In going with wall-to-wall coverage of Hurricane Irene over the weekend, television cable news channels --- encouraged by forecasts --- on Friday night initially figured a monster storm would raise havoc on the East Coast and their on-scene reporters would give an historic play by play, notes Grumpy Editor. ABC, NBC, CBS, Fox and CNN all had their top talent on camera during the weekend.
Wind-blown reporters standing (by tradition) in the rain, often with crashing surf as backdrops, did their jobs. But fizzling Irene, downgraded to a tropical storm before reaching New York, let them down.
With no catastrophe to report, especially in the New York City area --- where authorities shut down airports and transit operations ahead of the storm --- the main focus became flooded streets, power outages and downed trees.
Disappointment in the tone of reporting came Sunday morning, as one network reporter tried to keep news directors’ spirits up (and viewers glued to TV sets) by cautioning, “There still is concern here.”
One TV meteorologist, mid-day Sunday, confessed Irene would be remembered “not as a wind storm, but as a flooding storm.”
An early indication of possible doom came five days earlier when an Associated Press story warned, “Forecasters say the hurricane could grow to a monstrous Category 4 storm with winds of more than 131 m.p.h. before it’s predicted to come ashore this weekend on the U.S. mainland.”
After Irene reached the eastern fringes of North Carolina, a parade of state and federal officials issued dire warnings and told residents to evacuate. President Barack Obama made two appearances on national television.
“Breaking news” banners peppered TV screens.
Grumpy Editor noticed several TV appearances of Craig Fugate, head of the Federal Emergency Management Agency. That contrasted with virtually no media mention of FEMA earlier this year when extensive floods for days smacked the U.S. along the Mississippi River.

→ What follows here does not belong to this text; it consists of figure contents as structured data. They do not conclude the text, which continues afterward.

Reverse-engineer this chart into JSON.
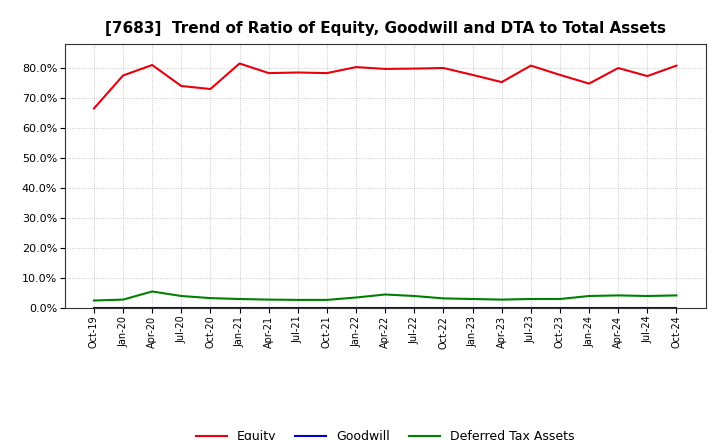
{
  "title": "[7683]  Trend of Ratio of Equity, Goodwill and DTA to Total Assets",
  "title_fontsize": 11,
  "background_color": "#ffffff",
  "plot_bg_color": "#ffffff",
  "grid_color": "#aaaaaa",
  "ylim": [
    0.0,
    0.88
  ],
  "yticks": [
    0.0,
    0.1,
    0.2,
    0.3,
    0.4,
    0.5,
    0.6,
    0.7,
    0.8
  ],
  "x_labels": [
    "Oct-19",
    "Jan-20",
    "Apr-20",
    "Jul-20",
    "Oct-20",
    "Jan-21",
    "Apr-21",
    "Jul-21",
    "Oct-21",
    "Jan-22",
    "Apr-22",
    "Jul-22",
    "Oct-22",
    "Jan-23",
    "Apr-23",
    "Jul-23",
    "Oct-23",
    "Jan-24",
    "Apr-24",
    "Jul-24",
    "Oct-24"
  ],
  "equity": [
    0.665,
    0.775,
    0.81,
    0.74,
    0.73,
    0.815,
    0.783,
    0.785,
    0.783,
    0.803,
    0.797,
    0.798,
    0.8,
    0.777,
    0.753,
    0.808,
    0.777,
    0.748,
    0.8,
    0.773,
    0.808
  ],
  "goodwill": [
    0.0,
    0.0,
    0.0,
    0.0,
    0.0,
    0.0,
    0.0,
    0.0,
    0.0,
    0.0,
    0.0,
    0.0,
    0.0,
    0.0,
    0.0,
    0.0,
    0.0,
    0.0,
    0.0,
    0.0,
    0.0
  ],
  "dta": [
    0.025,
    0.028,
    0.055,
    0.04,
    0.033,
    0.03,
    0.028,
    0.027,
    0.027,
    0.035,
    0.045,
    0.04,
    0.032,
    0.03,
    0.028,
    0.03,
    0.03,
    0.04,
    0.042,
    0.04,
    0.042
  ],
  "equity_color": "#e8000d",
  "goodwill_color": "#0000cc",
  "dta_color": "#008000",
  "line_width": 1.5,
  "legend_equity": "Equity",
  "legend_goodwill": "Goodwill",
  "legend_dta": "Deferred Tax Assets"
}
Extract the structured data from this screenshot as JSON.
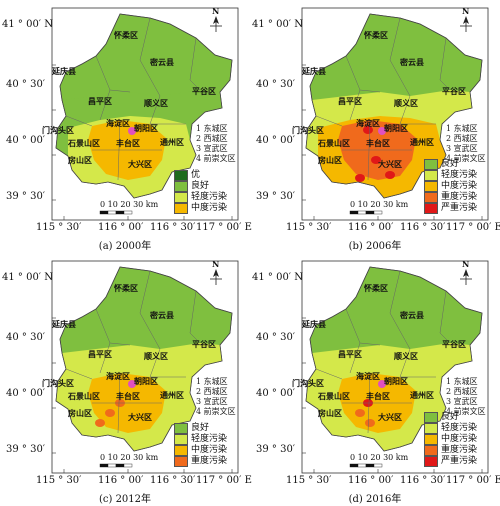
{
  "lat_labels": [
    "41 ° 00′ N",
    "40 ° 30′",
    "40 ° 00′",
    "39 ° 30′"
  ],
  "lon_labels": [
    "115 ° 30′",
    "116 ° 00′",
    "116 ° 30′",
    "117 ° 00′ E"
  ],
  "north_label": "N",
  "scale": {
    "ticks": "0  10  20  30 km"
  },
  "district_notes": [
    "1 东城区",
    "2 西城区",
    "3 宣武区",
    "4 前崇文区"
  ],
  "district_labels": [
    "怀柔区",
    "密云县",
    "延庆县",
    "平谷区",
    "昌平区",
    "顺义区",
    "海淀区",
    "朝阳区",
    "门沟头区",
    "石景山区",
    "丰台区",
    "通州区",
    "房山区",
    "大兴区"
  ],
  "colors": {
    "excellent": "#1e6b1e",
    "good": "#7fbf3f",
    "light": "#d4e84a",
    "medium": "#f5b800",
    "heavy": "#f06a1c",
    "severe": "#e01818"
  },
  "panels": [
    {
      "id": "2000",
      "caption": "(a) 2000年",
      "legend": [
        {
          "label": "优",
          "color": "#1e6b1e"
        },
        {
          "label": "良好",
          "color": "#7fbf3f"
        },
        {
          "label": "轻度污染",
          "color": "#d4e84a"
        },
        {
          "label": "中度污染",
          "color": "#f5b800"
        }
      ]
    },
    {
      "id": "2006",
      "caption": "(b) 2006年",
      "legend": [
        {
          "label": "良好",
          "color": "#7fbf3f"
        },
        {
          "label": "轻度污染",
          "color": "#d4e84a"
        },
        {
          "label": "中度污染",
          "color": "#f5b800"
        },
        {
          "label": "重度污染",
          "color": "#f06a1c"
        },
        {
          "label": "严重污染",
          "color": "#e01818"
        }
      ]
    },
    {
      "id": "2012",
      "caption": "(c) 2012年",
      "legend": [
        {
          "label": "良好",
          "color": "#7fbf3f"
        },
        {
          "label": "轻度污染",
          "color": "#d4e84a"
        },
        {
          "label": "中度污染",
          "color": "#f5b800"
        },
        {
          "label": "重度污染",
          "color": "#f06a1c"
        }
      ]
    },
    {
      "id": "2016",
      "caption": "(d) 2016年",
      "legend": [
        {
          "label": "良好",
          "color": "#7fbf3f"
        },
        {
          "label": "轻度污染",
          "color": "#d4e84a"
        },
        {
          "label": "中度污染",
          "color": "#f5b800"
        },
        {
          "label": "重度污染",
          "color": "#f06a1c"
        },
        {
          "label": "严重污染",
          "color": "#e01818"
        }
      ]
    }
  ]
}
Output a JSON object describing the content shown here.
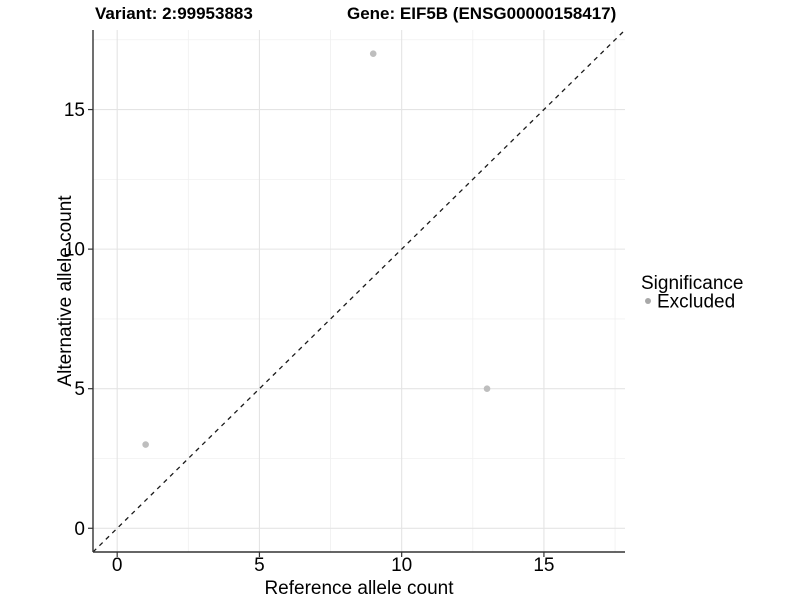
{
  "header": {
    "variant_title": "Variant: 2:99953883",
    "gene_title": "Gene: EIF5B (ENSG00000158417)"
  },
  "chart_data": {
    "type": "scatter",
    "title": "Variant: 2:99953883 — Gene: EIF5B (ENSG00000158417)",
    "xlabel": "Reference allele count",
    "ylabel": "Alternative allele count",
    "xlim": [
      -0.85,
      17.85
    ],
    "ylim": [
      -0.85,
      17.85
    ],
    "x_ticks": [
      0,
      5,
      10,
      15
    ],
    "y_ticks": [
      0,
      5,
      10,
      15
    ],
    "x_minor_ticks": [
      2.5,
      7.5,
      12.5,
      17.5
    ],
    "y_minor_ticks": [
      2.5,
      7.5,
      12.5,
      17.5
    ],
    "grid": true,
    "legend_position": "right",
    "identity_line": {
      "style": "dashed",
      "from": -0.85,
      "to": 17.85
    },
    "series": [
      {
        "name": "Excluded",
        "color": "#bebebe",
        "points": [
          {
            "x": 9,
            "y": 17
          },
          {
            "x": 13,
            "y": 5
          },
          {
            "x": 1,
            "y": 3
          }
        ]
      }
    ]
  },
  "legend": {
    "title": "Significance",
    "items": [
      {
        "label": "Excluded",
        "color": "#a8a8a8"
      }
    ]
  },
  "colors": {
    "background": "#ffffff",
    "grid_major": "#e4e4e4",
    "grid_minor": "#f0f0f0",
    "axis_line": "#333333",
    "identity_line": "#1a1a1a",
    "point": "#bebebe",
    "text": "#000000"
  }
}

With Irene fading and sunshine appearing yesterday morning, a TV newsman went into detailed coverage of a Long Island hotel parking lot under 18 inches of water.
The headline on Howard Kurtz’s media blog for The Daily Beast yesterday summed up the meteorological event with: A Hurricane of Hype.
Across the Atlantic in London, a Daily Telegraph headline over a comprehensive storm story read: Perfect Storm of Hype: Politicians, the media and the Hurricane Irene apocalypse that never was.